Ursprung ist das altgriechische apokryphos (verborgen).
Bisherige Berichte über IS-Terroristen, die sich unter die syrischen Flüchtlinge mischen, sind apokryph.
Auf seinem Totenbett wurde Niccolö Machiavelli bedrängt, den Teufel und all dessen Werke zu verfluchen „Dies ist nicht der Zeitpunkt, sich Feinde zu machen“, erwiderte er, lehnte sich in sein Kissen zurück und verschied. Der Hergang ist so nicht verbürgt, die Anekdote apokryph.
– Die Zeit (1984), Der Fürst, 1.6.1984 Nr. 23.
Wenn der Adressat dieses Ausspruchs also selbst ein Theologe ist oder als entsprechend gebildeter Mensch anzusehen wäre, könnte eine religiös-theologische, inhaltliche Kritik am Gesagten damit ausgedrückt worden sein.
In Alltagssituationen ohne Vorkenntnisse über den Adressaten scheint die Tendenz eher in Richtung "abwegig, crazy, Minderheitenmeinung, Aussenseiterposition" zu gehen.

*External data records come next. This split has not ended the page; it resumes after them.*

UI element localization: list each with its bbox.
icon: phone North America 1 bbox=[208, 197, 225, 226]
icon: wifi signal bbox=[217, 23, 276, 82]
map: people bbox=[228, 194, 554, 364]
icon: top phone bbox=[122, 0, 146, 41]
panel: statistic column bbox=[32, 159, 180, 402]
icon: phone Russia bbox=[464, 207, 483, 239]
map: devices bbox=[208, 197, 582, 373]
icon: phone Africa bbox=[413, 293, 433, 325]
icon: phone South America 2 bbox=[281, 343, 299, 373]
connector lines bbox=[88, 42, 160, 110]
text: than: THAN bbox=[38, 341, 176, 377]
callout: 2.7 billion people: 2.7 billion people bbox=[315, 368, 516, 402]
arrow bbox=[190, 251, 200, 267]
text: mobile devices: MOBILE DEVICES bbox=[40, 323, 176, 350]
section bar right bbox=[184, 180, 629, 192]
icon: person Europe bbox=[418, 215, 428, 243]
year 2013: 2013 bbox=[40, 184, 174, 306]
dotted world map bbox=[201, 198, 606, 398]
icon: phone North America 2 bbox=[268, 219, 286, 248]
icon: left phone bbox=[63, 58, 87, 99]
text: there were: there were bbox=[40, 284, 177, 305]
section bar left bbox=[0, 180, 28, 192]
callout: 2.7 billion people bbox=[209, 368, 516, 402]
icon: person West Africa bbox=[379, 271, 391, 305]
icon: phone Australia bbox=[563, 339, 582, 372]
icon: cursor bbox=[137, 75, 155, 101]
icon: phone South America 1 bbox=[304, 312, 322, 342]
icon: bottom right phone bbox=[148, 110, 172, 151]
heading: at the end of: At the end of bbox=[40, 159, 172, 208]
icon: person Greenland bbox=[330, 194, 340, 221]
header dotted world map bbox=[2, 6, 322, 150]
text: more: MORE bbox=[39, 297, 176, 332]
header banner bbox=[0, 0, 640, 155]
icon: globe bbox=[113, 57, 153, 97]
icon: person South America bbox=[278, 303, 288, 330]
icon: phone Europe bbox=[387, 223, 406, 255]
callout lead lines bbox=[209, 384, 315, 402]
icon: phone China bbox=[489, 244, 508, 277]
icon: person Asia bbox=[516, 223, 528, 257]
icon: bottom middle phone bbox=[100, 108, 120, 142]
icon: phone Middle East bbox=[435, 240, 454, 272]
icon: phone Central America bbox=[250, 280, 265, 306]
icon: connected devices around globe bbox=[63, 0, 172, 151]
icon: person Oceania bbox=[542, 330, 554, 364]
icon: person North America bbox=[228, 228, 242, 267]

Falls im gerade gelesenen Text oder irgendwo auf dieser Seite im Zusammenhang die Wörter wie 'falsch' oder 'richtig' auftauchen, bitte ich um Nachsicht für den ursprünglichen Verwender des Wortes "apokryph": da geht es weniger um diese Dichotomie von richtig oder falsch, sondern darum, ob das was kommuniziert werden soll auch effektiv, also verständlich kommuniziert wurde.
Wenn der Kritisierte seine Meinung mit Stellen aus dem 4. Makkabäerbuch und dem Thomasevangelium herleitet, dann ist die Verwendung von "apokryph" erstmal naheliegend.
Wenn dann diese Ansichten mit offiziellem Dogma der Kirche oder politischer Position des nächstgelgenen Bischofs inkompatibel ist, dann ist "apokryph" 'korrekt' im Sinne von "diese Ansicht ist genauso wenig anerkannt wie Tobit bei den Evangelischen.
Wenn der Theologe meint, die Ansichten des Maskulinisten ließen sich nicht folgerichtig aus den Perikopen ableiten, dann wäre "apokryph" etwas schief verwendet, denn die Ansichten des Kritisierten scheinen offen zu Tage zu liegen. Es wäre aber auch möglich, dass der Kritisierte seine Ansichten eben nur scheinbar offen ausspricht, also ganz gnostisch eine vertiefte Bedeutung damit kommunizieren will (analog zu Whistle words, virtu signalling). Dann wäre apokryph äußerst treffend verwendet, aber recht schwierig auf Anhieb so zu verstehen.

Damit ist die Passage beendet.